What stood out from the tools:

- CPU: load average was low and almost every line in the htop screenshot is at 0% CPU. One core briefly showed full utilisation on the bar graph but the process list didn’t scroll to whatever caused it — typical for an idle VM with a short spike.

- Memory: ~18 GB in use out of 31 GB. Among the processes that were visible, the largest RSS values were systemd (pid 406), several multipathd threads (~17 MB each), and systemd-resolved (618).

- I/O: `iostat` is per disk, not per process. `vdb` had slightly higher read/write throughput than `vda` in the first sample; after that both disks were basically quiet with near-zero `%util`.

Largest files under `/var` from `find`: `spark.tar.gz` (~383 MB) and two ~184 MB `aws-java-sdk-bundle` jars under Docker overlay paths. Most of `/var` is Docker image layers (Hadoop/Spark related).

## Analysis

The machine wasn’t under stress: high `%idle`, low load, no swap. Disk activity was minimal in the window I captured. `/var` growth is almost entirely `overlay2`, which matches a host that runs big-data containers.

## Reflection

If `/var` keeps growing I’d prune unused Docker data (`docker system prune` and similar) and delete old images I don’t need.
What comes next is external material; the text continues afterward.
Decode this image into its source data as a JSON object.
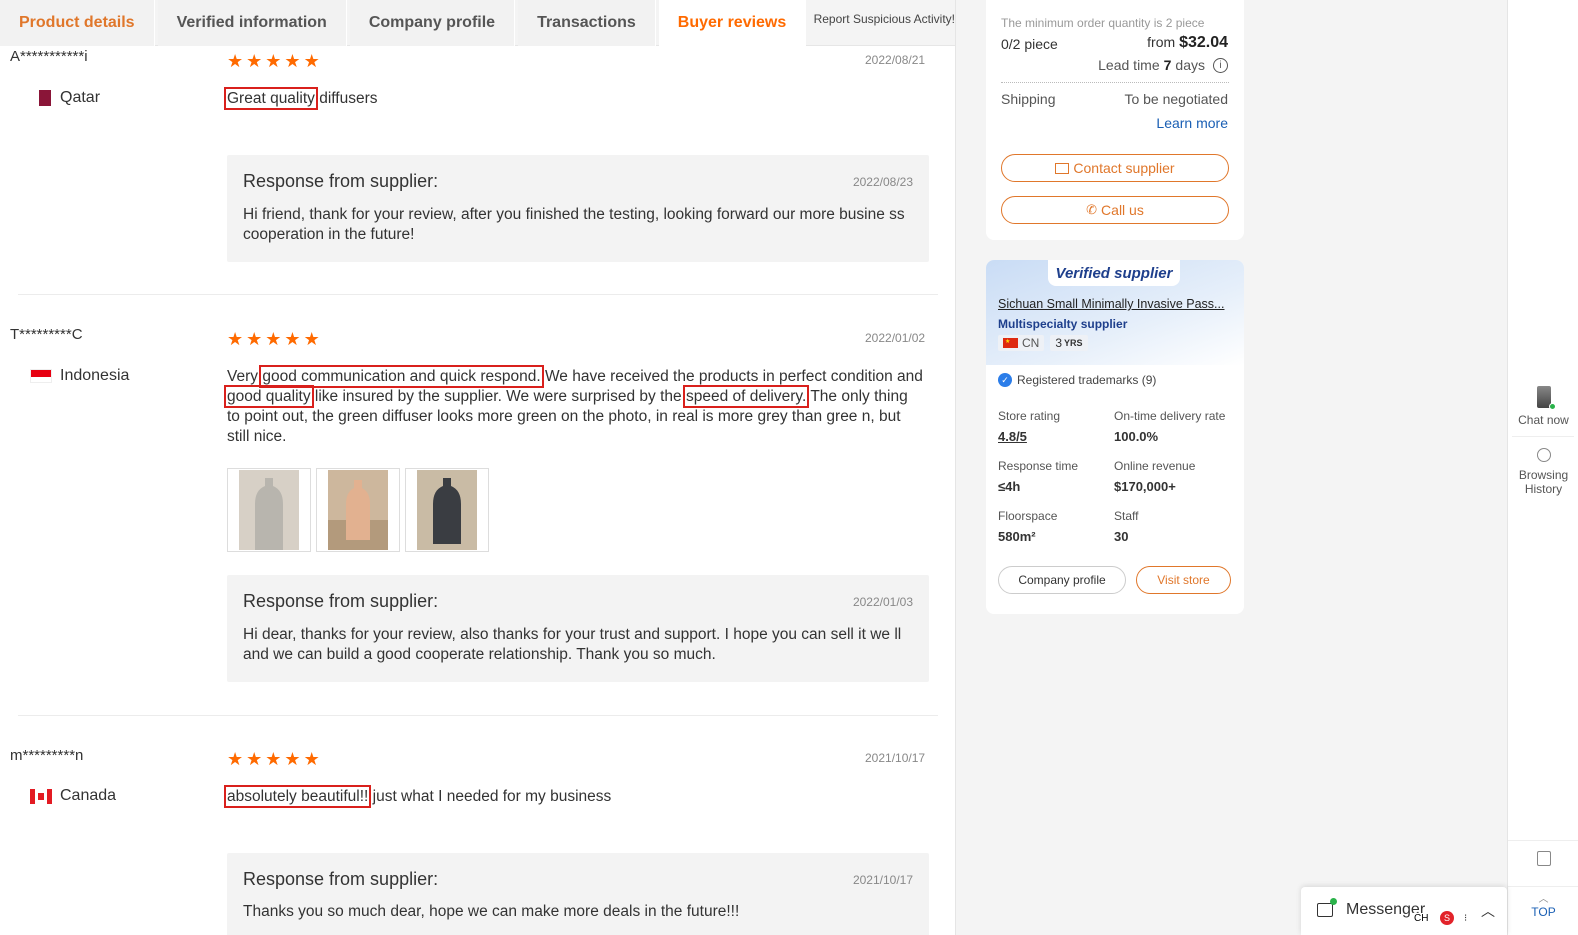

For a deeper CPU investigation next time I’d sort htop by CPU % or run `pidstat` while something is actually busy. For I/O troubleshooting I’d watch `%iowait` and map `vda` / `vdb` to mounts (root vs `/mnt/data` here).

# Task 2

I used Checkly with two targets: an API check on `https://huggingface.co` (simple availability) and a separate browser check on Aviasales for content on the page.
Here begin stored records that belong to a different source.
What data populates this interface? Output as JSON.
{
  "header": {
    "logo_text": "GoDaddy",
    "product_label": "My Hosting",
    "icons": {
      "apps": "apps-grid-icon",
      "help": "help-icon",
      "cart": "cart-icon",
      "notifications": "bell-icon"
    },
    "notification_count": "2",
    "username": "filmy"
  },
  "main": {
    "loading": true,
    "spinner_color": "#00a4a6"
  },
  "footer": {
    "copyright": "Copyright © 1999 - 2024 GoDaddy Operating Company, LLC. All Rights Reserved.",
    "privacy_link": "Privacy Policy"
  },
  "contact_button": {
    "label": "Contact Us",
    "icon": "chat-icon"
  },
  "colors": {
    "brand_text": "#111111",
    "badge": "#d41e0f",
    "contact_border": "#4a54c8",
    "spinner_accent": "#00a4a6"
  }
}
## API check (Hugging Face)

For the API check I pointed the request at the Hugging Face homepage and added an assertion that the response status code equals 200.

![Assertion: status code 200](imgs/assertion.png)

I set the run interval to every 10 seconds.

![Check frequency 10s](imgs/freq.png)

On the checks list / request view everything looked healthy after the runs.

![API checks dashboard](imgs/api_checks.png)

## Browser check (Aviasales)

For the browser check I used a Playwright script against `https://www.aviasales.ru/?params=MOW1`. Besides checking that the HTTP response is OK, it waits for the main hero heading text “Тут покупают дешёвые авиабилеты” so we know the real page content rendered, not only a blank or error page with a 200.

```javascript
/**
* Checkly browser check — Aviasales
* URL: https://www.aviasales.ru/?params=MOW1
* Assert: visible h1 "Тут покупают дешёвые авиабилеты"
*/
const { expect, test } = require('@playwright/test')

test.setTimeout(210000)
test.use({ actionTimeout: 10000 })

test('Aviasales: hero heading visible', async ({ page }) => {
const url =
process.env.ENVIRONMENT_URL ||
'https://www.aviasales.ru/?params=MOW1'

const response = await page.goto(url, { waitUntil: 'domcontentloaded' })
expect(response.status(), 'HTTP status should be success').toBeLessThan(400)

const heading = page.getByRole('heading', {
name: 'Тут покупают дешёвые авиабилеты',
level: 1,
})
await expect(heading, 'Hero heading visible').toBeVisible()
await page.screenshot({ path: 'screenshot.jpg' })
})
```

The run completed successfully (screenshot below).

![Successful browser check run](imgs/successful_run.png)

## Alerts

I configured email alerts so I get email notification when something breaks instead of having to open Checkly every time.

![Alert settings (email)](imgs/alerts_settings.png)

## Dashboard

Overall dashboard view with the checks and recent status:

![Checkly dashboard](imgs/dashboard.png)

## Analysis

Hugging Face was a good fit for the API check: the main URL is stable, returns 200 when the service is up, and 10s frequency is a reasonable balance between fast feedback and load.

Aviasales is a different kind of check: the same status code could still hide a broken UI, so asserting on the visible heading adds a layer that is closer to what a user sees.

## Reflection

Having both an API check and a browser check plus email alerts means I get early warning on outages and on “looks broken but HTTP is fine” cases. That is basically what SRE-style monitoring is about: know when users are impacted and react before they all complain.